Мы и рады бы уничтожить то отвратительное, что есть в нашей жизни. Но уничтожив это отвратительное, мы уничтожим в себе человеческое. И вся наша дальнейшая жизнь сделается бессмысленна. И будем мы сидеть в Обуховской больнице, бормоча: «Тройка, семерка, туз». Ну, правда, повезло и Лизаньке, она взяла себе воспитанницу и скоро будет такой же старухой.
Пушкинская мысль о том, что отвратительное убивать нельзя, потому что иначе мы убьем в себе человеческое, теснейшим образом связана с другой пушкинской мыслью, тоже заповеданной нам и тоже глубоко христианской в своей сущности. Это мысль о неприемлемости, постыдности, губительности бунта. Русский бунт для него бесмысленен и беспощаден. Хотя нам очень бы хотелось приписать Пушкина к любым ниспровергателям режима. Как, черт возьми, как это соблазнительно! Как Христа приписывали к революционерам на французских баррикадах. Ужасно хочется приписать Пушкина к декабристам. Как замечательно в свое время говорила Тамара Габбе: «Книга Милицы Васильевны Нечкиной «Пушкин и декабристы» замечательна тем, что в ней нет ни Пушкина, ни декабристов, но есть одно огромное И на семьсот пятьдесят страниц». Ужасно хочется это И растянуть, ужасно хочется привлечь Пушкина на свою сторону.

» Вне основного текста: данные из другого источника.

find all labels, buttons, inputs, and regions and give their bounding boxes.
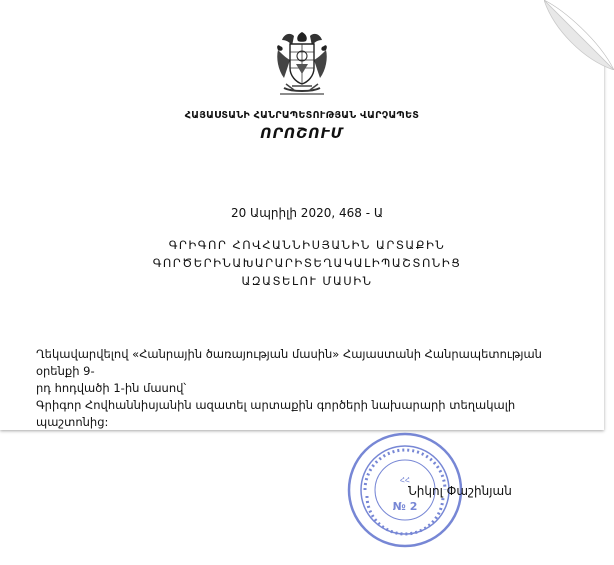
svg-text:ՀՀ: ՀՀ [399,476,411,484]
body-line-3: Գրիգոր Հովհաննիսյանին ազատել արտաքին գործերի նախարարի տեղակալի պաշտոնից: [36,398,516,429]
title-line-1: ԳՐԻԳՈՐ ՀՈՎՀԱՆՆԻՍՅԱՆԻՆ ԱՐՏԱՔԻՆ ԳՈՐԾԵՐԻՆԱԽԱՐԱՐԻՏԵՂԱԿԱԼԻՊԱՇՏՈՆԻՑ [152,238,462,270]
document-title [30,236,584,290]
body-line-1: Ղեկավարվելով «Հանրային ծառայության մասին» Հայաստանի Հանրապետության օրենքի 9- [36,347,542,378]
signatory-name: Նիկոլ Փաշինյան [408,484,512,498]
issuing-office: ՀԱՅԱՍՏԱՆԻ ՀԱՆՐԱՊԵՏՈՒԹՅԱՆ ՎԱՐՉԱՊԵՏ [184,110,420,121]
date-and-number: 20 Ապրիլի 2020, 468 - Ա [230,206,384,220]
body-line-2: րդ հոդվածի 1-ին մասով՝ [36,381,187,395]
title-line-2: ԱԶԱՏԵԼՈՒ ՄԱՍԻՆ [241,274,373,288]
coat-of-arms-emblem [272,28,332,98]
page-curl-corner [544,0,614,70]
document-type-heading: ՈՐՈՇՈՒՄ [260,126,344,142]
decision-body [36,346,576,431]
svg-text:№ 2: № 2 [392,500,418,513]
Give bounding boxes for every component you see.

Но, к сожалению, это невозможно. Никакой русский бунт у Пушкина никогда не получает оправдания. Скажу больше, ситуация бунта, наиболее наглядно отраженная в «Медном всаднике», не только отвратительна, но и неизбежна, и она будет неизбежна ровно до тех пор, пока русская государственность будет состоять из этих двух составляющих: хладный гранит, угнетающий болото, и само это болото, подавляемое гранитом. Между ними нет ни контакта, ни диалога, они существуют независимо друг от друга. Сто лет гранит давит на болото, раз в сто лет порабощенная стихия бунтует и сносит всех, в первую очередь неповинных. Таких, как несчастный Евгений и его возлюбленная, живущая в маленьком домике на острове.
Вот в этом-то и есть пушкинское понимание стихии. Стихия неуправляема и не права. Я не сказал бы, что это аристократический взгляд на проблему, хотя, разумеется, у аристократа есть не убеждения, а предрассудки, и Пушкин эти предрассудки защищает. Но здесь дело не в сословном предрассудке. Здесь дело в ином.
Пушкину одинаково омерзительны и давление на это болото, и бунт этого болота, потому что это явления одной природы. А вот какой-то продуктивный вариант мог бы найтись, если бы между этим «гранитом» и «болотом» или между Поклоном и Болотом, говоря в сегодняшней терминологии, наметился диалог, наметилось бы какое-нибудь взаимопонимание. Более того, наметилось какое-нибудь общее дело. Но ничего подобного не происходит. И вот это еще одна заповедь Пушкина, за которую, к сожалению, ему пришлось дорого заплатить.